別に、ふられたっていい。一か八か、ちゃんと真相を確かめてみる、ただそれだけの勇気を持てば未来は変わる。

大事なのはいつも自分で考え、判断して、物事を決めることなのだ。取り返しのつかない後悔を抱えて生きていかなくていいように。それが七十年目の終戦で、この世を去った星子さんから学んだ、僕にとって唯一、必要なことだったのかも知れない。


正午の放送が終わって、民放をかけてみるとそっちは『夏の恋ウタ』特集だった。リクエストは誰もが知ってるあのバンドの名曲だった。

あの青い夏空いっぱいに沸き立つ入道雲を思わせるイントロ、海水浴場の遠いサイレンに似たエレキギターのリフ。澄んだ声で重ねられたコーラス。

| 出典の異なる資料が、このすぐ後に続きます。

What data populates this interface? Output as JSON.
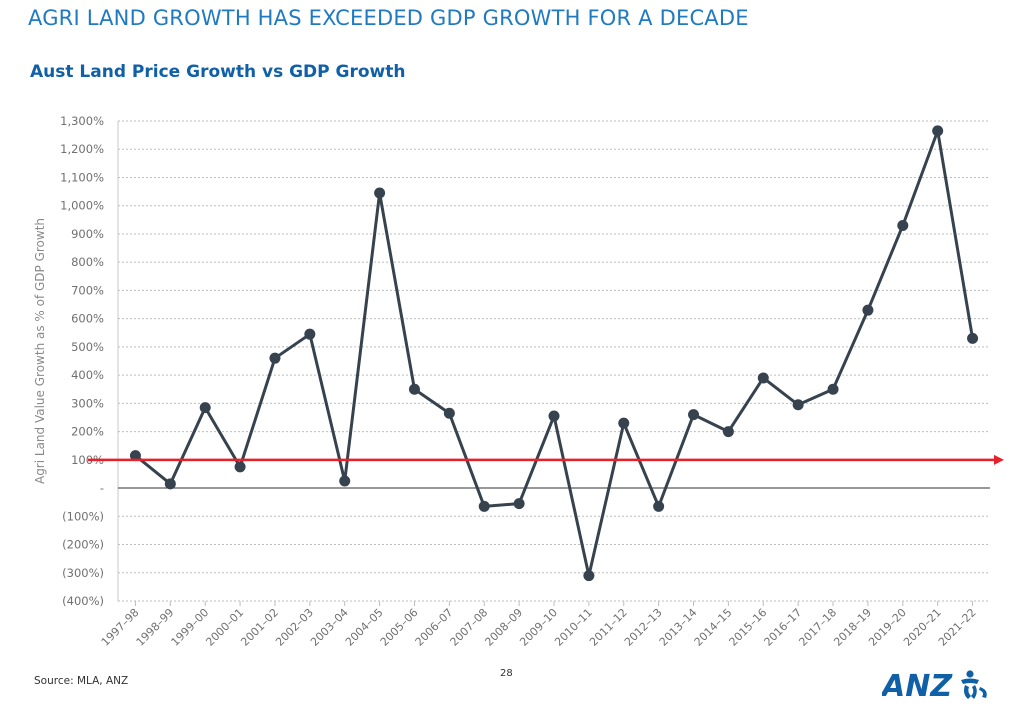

まだ若いボーカルが不純物のない声で歌う真夏の突然なスコールを思わせる、コーラスのフレーズとメロディ。一度聴いたら絶対忘れられないフレーズばかりだ。

「ちゃんと聴きたいから」

下手くそなメロディを口ずさもうとした僕の口を、先輩が手で塞いだ。この曲は、先輩のお父さんが好きだった曲なのだと言う。だって二十年以上、前の曲だ。そういえばそんなに古いのだ。しかし驚きだ。それを僕たちがちゃんと知っていて、普通に歌えるのだから。しかも彼らは今もテレビに出ていて、僕たちの世代の新しい曲を書き、大きなステージでプレイしている。

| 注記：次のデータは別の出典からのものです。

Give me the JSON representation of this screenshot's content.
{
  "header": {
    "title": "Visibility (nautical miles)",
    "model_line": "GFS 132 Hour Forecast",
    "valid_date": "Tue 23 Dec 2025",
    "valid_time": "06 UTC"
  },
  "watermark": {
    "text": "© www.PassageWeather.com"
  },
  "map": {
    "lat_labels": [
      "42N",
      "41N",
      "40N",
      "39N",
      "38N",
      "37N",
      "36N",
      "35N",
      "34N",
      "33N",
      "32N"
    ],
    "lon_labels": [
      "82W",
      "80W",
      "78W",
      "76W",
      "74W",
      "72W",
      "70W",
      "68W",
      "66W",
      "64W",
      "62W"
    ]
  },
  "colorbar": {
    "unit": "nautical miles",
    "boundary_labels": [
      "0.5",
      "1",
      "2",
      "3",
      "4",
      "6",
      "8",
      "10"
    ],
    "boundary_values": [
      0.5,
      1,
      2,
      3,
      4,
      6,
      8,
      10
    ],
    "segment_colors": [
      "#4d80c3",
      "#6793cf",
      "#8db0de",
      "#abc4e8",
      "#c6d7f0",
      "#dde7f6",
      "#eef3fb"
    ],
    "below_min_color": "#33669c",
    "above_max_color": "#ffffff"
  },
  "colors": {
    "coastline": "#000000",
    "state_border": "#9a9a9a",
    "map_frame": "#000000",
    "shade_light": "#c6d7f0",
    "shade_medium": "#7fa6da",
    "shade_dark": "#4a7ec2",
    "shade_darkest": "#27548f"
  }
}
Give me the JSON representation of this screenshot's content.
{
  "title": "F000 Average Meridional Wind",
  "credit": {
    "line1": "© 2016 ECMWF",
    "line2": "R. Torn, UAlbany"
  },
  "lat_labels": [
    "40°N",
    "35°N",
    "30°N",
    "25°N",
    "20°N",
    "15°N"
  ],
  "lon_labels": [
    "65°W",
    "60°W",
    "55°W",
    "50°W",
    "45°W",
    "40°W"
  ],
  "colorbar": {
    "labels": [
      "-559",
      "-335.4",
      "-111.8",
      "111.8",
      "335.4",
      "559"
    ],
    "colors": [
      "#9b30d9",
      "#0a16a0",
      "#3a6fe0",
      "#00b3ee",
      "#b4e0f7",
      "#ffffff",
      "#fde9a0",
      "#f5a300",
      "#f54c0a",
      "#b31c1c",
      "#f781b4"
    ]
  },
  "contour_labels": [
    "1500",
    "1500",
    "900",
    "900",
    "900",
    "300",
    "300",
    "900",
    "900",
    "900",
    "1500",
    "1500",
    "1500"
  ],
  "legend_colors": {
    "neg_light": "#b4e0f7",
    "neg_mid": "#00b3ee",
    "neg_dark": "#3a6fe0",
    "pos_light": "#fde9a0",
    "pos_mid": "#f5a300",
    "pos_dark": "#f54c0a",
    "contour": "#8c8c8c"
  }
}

実はこれって、途方もなく、いいことなんじゃないかと思った。

と、先輩がサビを歌った。いや、半音上がってないし。僕より下手じゃないか。僕も合わせて歌おうとしたら、やっぱり口を手で塞がれた。先輩はきゃっきゃっ言いながら笑ってる。歌どころじゃない。そこからは不可解な笑いの神様が降りてきて、二人で揉み合いながら、いつまでもふざけあっていた。僕はふと窓の外を見た。

分厚いサッシの向こうの水平線、真っ青な空に当たり前のようにわだかまる入道雲。僕たちの無邪気な世界は、たっぷりと光をまとって、いつもと変わらずそこにあった。